Del Rey, 176 pp.
Rating: T (13+)
Volume four was a tough one for our heroine, Amu, whose self-confidence was shaken to the core by the departure of Nadeshiko, the arrival of new Guardians, and the appearance of an “X” on her new diamond egg. Here in volume five, she’s finding her way back on track as everyone else falls to pieces. Yaya is feeling pushed out of her baby role by the brand new baby at home, Rima accidentally reveals her true self to her entire class, Kairi is falling too far in with the Guardians (especially Amu), and Tadase nearly loses his guardian character, Kiseki, to Easter’s latest scheme and his own self-doubt.

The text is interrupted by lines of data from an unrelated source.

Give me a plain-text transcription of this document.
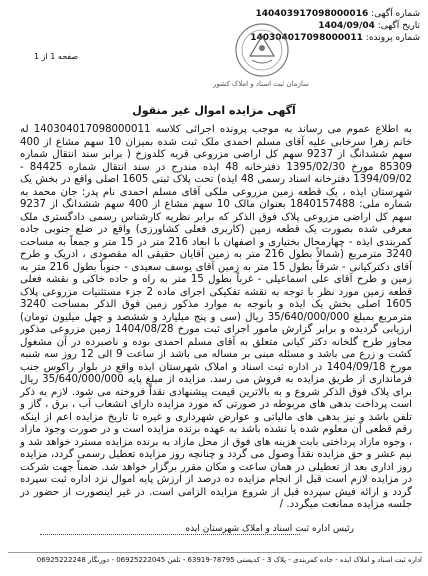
شماره آگهی: 140403917098000016
تاریخ آگهی: 1404/09/04
شماره پرونده: 140304017098000011
صفحه 1 از 1
سازمان ثبت اسناد و املاک کشور
آگهی مزایده اموال غیر منقول
به اطلاع عموم می رساند به موجب پرونده اجرائی کلاسه 140304017098000011 له خانم زهرا سرخابی علیه آقای مسلم احمدی ملک ثبت شده بمیزان 10 سهم مشاع از 400 سهم ششدانگ از 9237 سهم کل اراضی مزروعی قریه کلدوزخ ( برابر سند انتقال شماره 85309 مورخ 1395/02/30 دفترخانه 48 ایذه مندرج در سند انتقال شماره 84425 - 1394/09/02 دفترخانه اسناد رسمی 48 ایذه) تحت پلاک ثبتی 1605 اصلی واقع در بخش یک شهرستان ایذه ، یک قطعه زمین مزروعی ملکی آقای مسلم احمدی نام پدر: جان محمد به شماره ملی: 1840157488 بعنوان مالک 10 سهم مشاع از 400 سهم ششدانگ از 9237 سهم کل اراضی مزروعی پلاک فوق الذکر که برابر نظریه کارشناس رسمی دادگستری ملک معرفی شده بصورت یک قطعه زمین (کاربری فعلی کشاورزی) واقع در ضلع جنوبی جاده کمربندی ایذه - چهارمحال بختیاری و اصفهان با ابعاد 216 متر در 15 متر و جمعاً به مساحت 3240 مترمربع (شمالاً بطول 216 متر به زمین آقایان حقیقی اله مقصودی ، ادریک و طرح آقای دکترکیانی - شرقاً بطول 15 متر به زمین آقای یوسف سعیدی - جنوباً بطول 216 متر به زمین و طرح آقای علی اسماعیلی - غرباً بطول 15 متر به راه و جاده خاکی و نقشه فعلی قطعه زمین مورد نظر با توجه به نقشه تفکیکی اجرای ماده 2 جزء مستثنیات مزروعی پلاک 1605 اصلی بخش یک ایذه و بانوجه به موارد مذکور زمین فوق الذکر بمساحت 3240 مترمربع بمبلغ 35/640/000/000 ریال (سی و پنج میلیارد و ششصد و چهل میلیون تومان) ارزیابی گردیده و برابر گزارش مامور اجرای ثبت مورخ 1404/08/28 زمین مزروعی مذکور مجاور طرح گلخانه دکتر کیانی متعلق به آقای مسلم احمدی بوده و ناصبرده در آن مشغول کشت و زرع می باشد و مسئله مبنی بر مساله می باشد از ساعت 9 الی 12 روز سه شنبه مورخ 1404/09/18 در اداره ثبت اسناد و املاک شهرستان ایذه واقع در بلوار راکوس جنب فرمانداری از طریق مزایده به فروش می رسد. مزایده از مبلغ پایه 35/640/000/000 ریال برای پلاک فوق الذکر شروع و به بالاترین قیمت پیشنهادی نقداً فروخته می شود. لازم به ذکر است پرداخت بدهی های مربوطه در صورتی که مورد مزایده دارای انشعاب آب ، برق ، گاز و تلفن باشد و نیز بدهی های مالیاتی و عوارض شهرداری و غیره تا تاریخ مزایده اعم از اینکه رقم قطعی آن معلوم شده یا نشده باشد به عهده برنده مزایده است و در صورت وجود مازاد ، وجوه مازاد پرداختی بابت هزینه های فوق از محل مازاد به برنده مزایده مسترد خواهد شد و نیم عشر و حق مزایده نقداً وصول می گردد و چنانچه روز مزایده تعطیل رسمی گردد، مزایده روز اداری بعد از تعطیلی در همان ساعت و مکان مقرر برگزار خواهد شد. ضمناً جهت شرکت در مزایده لازم است قبل از انجام مزایده ده درصد از ارزش پایه اموال نزد اداره ثبت سپرده گردد و ارائه فیش سپرده قبل از شروع مزایده الزامی است. در غیر اینصورت از حضور در جلسه مزایده ممانعت میگردد. /
رئیس اداره ثبت اسناد و املاک شهرستان ایذه
اداره ثبت اسناد و املاک ایذه - جاده کمربندی - پلاک 3 - کدپستی 78795-63919 - تلفن 06925222045 - دورنگار 06925222248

What really makes this story work is that the plot is just a vehicle for playing out the often painful internal growth of these young characters, and in this volume it is Tadase’s weaknesses that are most on display. While shopping for Guardian supplies, Tadase chooses a gift for Amu—a heart-shaped barrette that makes her look more like her transformed self, Amulet Heart. Amu’s dilemma here is not much different than that of other superheroes who must helplessly stand by as the objects of their desire fall for their alter-egos, except in this case, Tadase can’t pretend to be ignorant of her identity. The fact that Tadase can stand before Amu and knowingly declare his devotion to her would-be self is both incredibly true to horrors of young love, and quite revealing of how far Tadase has to go before his internal beauty will come close to matching what’s on the outside. All of these children are works-in-progress, of course, but it’s interesting to note that it is only young Kairi who, while facing personal demons greater than most, is able to say to Amu, “I like you just the way you are.”
This series continues to be fun, compelling, and unexpectedly insightful into the human heart, both young and old.